Peraturan Pemerintah ini, memberikan payung hukum bagi pelaksanaan Transit Narkotika dari satu negara lain di wilayah pelabuhan-pelabuhan di tanah air. Syaratnya, dalam waktu 1X24 jam  setelah narkotika tiba di bandar udara, pelabuhan atau perbatasan negara. Penanggung jawab wajib, melaporkan narkotika yang ada  dalam penguasaannya kepada Kantor Bea dan Cukai setempat. Laporan dimaksud harus dilengkapi dengan dokumen, atau SPE yang sah dari negara pengekspor dan dokumen, atau SPI yang dari negara pengimpor.
“Kepala Kantor Bea dan Cukai wajib memberikan informasi adanya Transito Narkotika kepada Menteri Kesehatan. Selanjutnya Menteri Kesehatan, meneruskan informasi itu kepada negara pengekspor narkotika, negara pengimpor narkotika, dan Badan Narkotika Internasional,” demikian bunyi Pasal 3 Ayat (4) dalam Peraturan Pemerintah tersebut.
Disebutkan dalam Peraturan Pemerintah ini, penanggung jawab pengangkut narkotika yang melakukan transito dilarang mengubah negara tujuan, kecuali ada perubahan SPE dari negara pengekspor, dan SPI dari negara pengimpor.
Adapun pengemasan kembali terhadap kemasan asli narkotika yang mengalami kerusakan hanya dapat dilakukan setelah adanya pemeriksaan dari Badan Pengawasan Obat dan Makanan (BPOM) atas permintaan Kepala Bea dan Cukai, yang hasilnya harus dilaporkan kembali kepada Menteri Kesehatan untuk diteruskan kepada Pemerintah negara pengimpor, negara pengekspor, dan Badan Narkotika Internasional.
PENYITAAN




Pasal 14 Peraturan Pemerintah Nomor 40 Tahun 2013 ini menegaskan, kegiatan penyitaan oleh Penyidik Badan Narkotika Nasional (BNN), Penyidik Polri, atau Penyidik Pegawai Negeri Sipil (PPNS) dilakukan berdasarkan surat perintah penyitaan, dan penyegelan, yang ditembuskan kepada Kepala Kejaksaan Negeri setempat, Ketua Pengadilan Negeri setempat, Menteri Kesehatan, dan Kepala BPOM.

“Barang sitaan, disisihkan sebagian kecil untuk dijadikan sampel guna pengujian di Laboratorium tertentu yang terakreditasi,” perintah bunyi Pasal 15 Ayat (1) dalam Peraturan Pemerintah tersebut.
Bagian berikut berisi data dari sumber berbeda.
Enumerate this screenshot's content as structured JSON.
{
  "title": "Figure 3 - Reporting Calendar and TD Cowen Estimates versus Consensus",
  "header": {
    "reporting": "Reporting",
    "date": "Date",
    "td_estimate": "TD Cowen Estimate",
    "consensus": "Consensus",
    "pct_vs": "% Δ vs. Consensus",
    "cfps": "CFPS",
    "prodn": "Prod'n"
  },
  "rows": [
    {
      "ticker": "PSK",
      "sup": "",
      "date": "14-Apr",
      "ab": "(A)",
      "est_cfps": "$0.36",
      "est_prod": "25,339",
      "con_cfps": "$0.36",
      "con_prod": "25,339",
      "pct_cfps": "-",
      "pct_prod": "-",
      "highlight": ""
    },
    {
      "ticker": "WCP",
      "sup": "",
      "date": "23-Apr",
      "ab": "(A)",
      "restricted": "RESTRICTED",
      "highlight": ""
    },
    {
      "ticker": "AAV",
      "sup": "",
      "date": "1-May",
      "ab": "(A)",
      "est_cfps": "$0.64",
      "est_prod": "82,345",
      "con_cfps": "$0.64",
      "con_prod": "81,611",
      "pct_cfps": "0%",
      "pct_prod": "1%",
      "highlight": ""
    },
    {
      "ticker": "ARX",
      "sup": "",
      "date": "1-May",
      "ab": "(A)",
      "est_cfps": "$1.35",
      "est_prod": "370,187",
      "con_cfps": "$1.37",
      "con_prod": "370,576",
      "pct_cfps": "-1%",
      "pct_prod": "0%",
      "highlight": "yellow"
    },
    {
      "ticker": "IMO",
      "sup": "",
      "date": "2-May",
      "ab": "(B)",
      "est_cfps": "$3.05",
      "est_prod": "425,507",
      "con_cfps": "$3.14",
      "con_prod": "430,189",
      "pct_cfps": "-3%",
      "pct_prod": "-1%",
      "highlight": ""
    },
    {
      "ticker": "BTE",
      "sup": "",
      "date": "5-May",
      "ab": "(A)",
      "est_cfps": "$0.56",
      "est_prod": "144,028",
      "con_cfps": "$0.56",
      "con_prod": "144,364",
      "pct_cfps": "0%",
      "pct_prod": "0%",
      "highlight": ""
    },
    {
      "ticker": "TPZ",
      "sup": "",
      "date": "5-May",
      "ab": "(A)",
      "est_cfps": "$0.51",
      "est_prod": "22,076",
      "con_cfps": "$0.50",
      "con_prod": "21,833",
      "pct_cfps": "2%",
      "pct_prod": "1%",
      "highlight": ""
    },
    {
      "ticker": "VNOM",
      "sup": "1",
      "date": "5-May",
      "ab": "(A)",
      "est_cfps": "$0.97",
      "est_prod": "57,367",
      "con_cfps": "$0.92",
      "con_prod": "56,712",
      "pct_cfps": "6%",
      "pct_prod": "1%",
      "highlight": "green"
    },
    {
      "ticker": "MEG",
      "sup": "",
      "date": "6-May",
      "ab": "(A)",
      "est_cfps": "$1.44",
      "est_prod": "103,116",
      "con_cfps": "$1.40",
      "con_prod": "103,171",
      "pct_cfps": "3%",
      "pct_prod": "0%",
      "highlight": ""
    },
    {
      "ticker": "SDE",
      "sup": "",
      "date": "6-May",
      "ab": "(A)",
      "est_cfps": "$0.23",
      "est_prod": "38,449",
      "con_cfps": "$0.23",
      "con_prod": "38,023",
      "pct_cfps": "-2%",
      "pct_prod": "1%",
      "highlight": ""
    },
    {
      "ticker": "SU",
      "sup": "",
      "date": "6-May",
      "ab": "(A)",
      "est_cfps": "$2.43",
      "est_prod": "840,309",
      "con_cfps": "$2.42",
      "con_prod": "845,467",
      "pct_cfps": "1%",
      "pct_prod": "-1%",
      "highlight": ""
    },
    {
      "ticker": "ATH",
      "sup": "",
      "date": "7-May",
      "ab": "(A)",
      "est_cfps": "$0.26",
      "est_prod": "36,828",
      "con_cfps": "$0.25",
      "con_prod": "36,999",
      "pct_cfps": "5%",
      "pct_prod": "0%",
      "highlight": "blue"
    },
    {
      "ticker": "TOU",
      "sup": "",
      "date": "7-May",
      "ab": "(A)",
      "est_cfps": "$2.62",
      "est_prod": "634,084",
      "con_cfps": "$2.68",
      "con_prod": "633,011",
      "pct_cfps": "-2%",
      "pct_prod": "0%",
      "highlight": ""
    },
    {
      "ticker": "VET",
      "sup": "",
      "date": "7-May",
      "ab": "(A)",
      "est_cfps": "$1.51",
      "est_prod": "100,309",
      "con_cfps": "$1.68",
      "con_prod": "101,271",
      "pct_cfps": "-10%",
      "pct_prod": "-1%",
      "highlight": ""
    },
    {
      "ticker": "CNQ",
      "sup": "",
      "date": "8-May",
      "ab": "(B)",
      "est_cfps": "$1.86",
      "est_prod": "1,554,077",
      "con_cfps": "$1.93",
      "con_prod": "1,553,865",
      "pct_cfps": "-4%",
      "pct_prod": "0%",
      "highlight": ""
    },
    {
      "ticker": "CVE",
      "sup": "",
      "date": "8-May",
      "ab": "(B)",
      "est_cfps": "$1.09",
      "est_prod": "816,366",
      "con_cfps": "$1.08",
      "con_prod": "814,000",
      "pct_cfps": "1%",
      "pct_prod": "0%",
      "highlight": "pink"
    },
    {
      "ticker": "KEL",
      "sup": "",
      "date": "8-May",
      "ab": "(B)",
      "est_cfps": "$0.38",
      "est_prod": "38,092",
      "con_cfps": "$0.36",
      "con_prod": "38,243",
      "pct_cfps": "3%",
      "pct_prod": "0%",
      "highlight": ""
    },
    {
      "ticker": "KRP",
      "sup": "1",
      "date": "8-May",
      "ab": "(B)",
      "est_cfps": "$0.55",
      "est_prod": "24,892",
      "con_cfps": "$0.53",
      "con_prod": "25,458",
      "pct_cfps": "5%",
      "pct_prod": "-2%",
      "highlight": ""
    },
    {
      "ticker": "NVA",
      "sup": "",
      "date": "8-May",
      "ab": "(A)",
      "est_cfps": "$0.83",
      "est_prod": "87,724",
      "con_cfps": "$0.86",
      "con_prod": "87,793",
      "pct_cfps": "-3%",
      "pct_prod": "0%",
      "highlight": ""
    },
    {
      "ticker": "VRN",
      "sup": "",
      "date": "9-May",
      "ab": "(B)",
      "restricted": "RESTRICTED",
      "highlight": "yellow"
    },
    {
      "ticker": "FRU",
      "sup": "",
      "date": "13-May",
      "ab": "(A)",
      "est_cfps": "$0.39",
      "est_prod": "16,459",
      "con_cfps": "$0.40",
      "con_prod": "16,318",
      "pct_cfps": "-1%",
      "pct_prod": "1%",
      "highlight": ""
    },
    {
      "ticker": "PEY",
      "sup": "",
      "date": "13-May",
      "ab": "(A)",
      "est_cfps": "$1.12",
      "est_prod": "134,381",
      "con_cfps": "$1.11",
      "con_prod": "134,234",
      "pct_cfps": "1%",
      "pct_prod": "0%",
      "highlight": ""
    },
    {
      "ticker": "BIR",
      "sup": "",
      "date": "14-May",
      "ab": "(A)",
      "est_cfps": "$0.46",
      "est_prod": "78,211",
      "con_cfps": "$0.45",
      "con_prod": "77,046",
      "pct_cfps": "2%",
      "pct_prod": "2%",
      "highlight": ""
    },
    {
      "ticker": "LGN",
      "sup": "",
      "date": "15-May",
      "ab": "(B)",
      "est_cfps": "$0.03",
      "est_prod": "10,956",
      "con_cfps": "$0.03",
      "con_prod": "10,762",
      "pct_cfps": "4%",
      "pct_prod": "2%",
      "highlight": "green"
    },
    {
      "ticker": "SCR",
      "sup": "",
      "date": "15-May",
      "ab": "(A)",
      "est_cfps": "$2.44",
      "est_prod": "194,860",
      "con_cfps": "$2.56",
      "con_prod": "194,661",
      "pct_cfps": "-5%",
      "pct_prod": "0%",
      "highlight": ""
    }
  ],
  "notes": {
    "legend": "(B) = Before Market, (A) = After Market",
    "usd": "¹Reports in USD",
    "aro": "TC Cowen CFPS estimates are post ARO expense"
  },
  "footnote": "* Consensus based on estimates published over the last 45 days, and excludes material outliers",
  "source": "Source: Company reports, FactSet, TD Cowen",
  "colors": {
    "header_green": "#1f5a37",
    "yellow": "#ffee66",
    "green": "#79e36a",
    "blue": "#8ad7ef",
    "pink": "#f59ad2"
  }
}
Adapun dalam hal terdapat sisa hasil Pengujian Sampel di Laboratorium. Petugas Laboratorium wajib melakukan pembungkusan, pelabelan, untuk selanjutnya diserahkan kembali kepada Penyidik BNN, atau Penyidik Polri.
Menurut Peraturan Pemerintah ini dalam waktu 3X24 jam, Penyidik BNN atau Penyidik Polri wajib memberitahukan dan meminta penetapan status barang sitaan kepada Kepala Kejaksaan Negeri setempat. Selanjutnya, Kepala Kejaksaan Negeri wajib menetapkan status barang sitaan untuk kepentingan yang meliputi:
a. Pembuktian Perkara;
b. Kepentingan Pengembangan Ilmu Pengetahuan dan Teknologi; 
c. Kepentingan Pendidikan dan Pelatihan; dan 
d. Dimusnahkan.
Ditegaskan dalam Peraturan Pemerintah ini, pemusnahan barang sitaan dilakukan oleh Penyidik BNN dan Penyidik Polri berdasarkan Penetapan Kepala Kejaksaan Negeri setempat; dan Jaksa berdasarkan Putusan Pengadilan yang memperoleh kekuatan hukum tetap.
“Penyidik BNN dan Penyidik Polri dapat melakukan pemusnahan barang sitaan berupa tanaman narkotika tanpa melalui penetapan Kepala Kejaksaan Negeri setempat, termasuk (yang ditegaskan di dalam Pasal 26 Ayat (2) dalam Peraturan Pemerintah Nomor 40 Tahun 2013 ini), yaitu
a. Sisa hasil pengujian sampel laboratorium atau; 
b. Setelah digunakan untuk pengembangan ilmu pengetahuan dan teknologi, dan tidak digunakan lagi karena rusakm atau tidak memenuhi persyaratan. 
PERLINDUNGAN NEGARA




Peraturan Pemerintah Nomor 40 Tahun 2013 ini, juga menegaskan, negara wajib memberikan perlindungan kepada Saksi, Pelapor, Penyidik BNN, Penyidik Polri, Penyidik Pegawai Negeri Sipil (PPNS) tertentu, Penuntut Umum dan Hakim yang memeriksa Perkara Tindak Pidana Narkotika dan Prekursor Narkotika beserta keluarganya dari kemungkinan ancaman yang membahayakan diri, jiwa, dan/atau hartanya, baik sebelum, selama, maupun sesudah proses pemeriksaan perkara.
“Perlindungan juga berlaku bagi saksi ahli dan petugas laboratorium beserta keluarganya,” tegas dibunyikan di dalam Pasal 35 Ayat (2) dalam Peraturan Pemerintah ini.
Perlindungan ini, selain menyangkut pengamanan terhadap diri pribadi, keluarga, dan harta, juga menyangkut kerahasiaan identitas saksi dan pelapor; dan/atau pemberian keterangan saksi/pelapor dalam proses pemeriksaan perkara tanpa bertatap muka dengan tersangka atau terdakwa.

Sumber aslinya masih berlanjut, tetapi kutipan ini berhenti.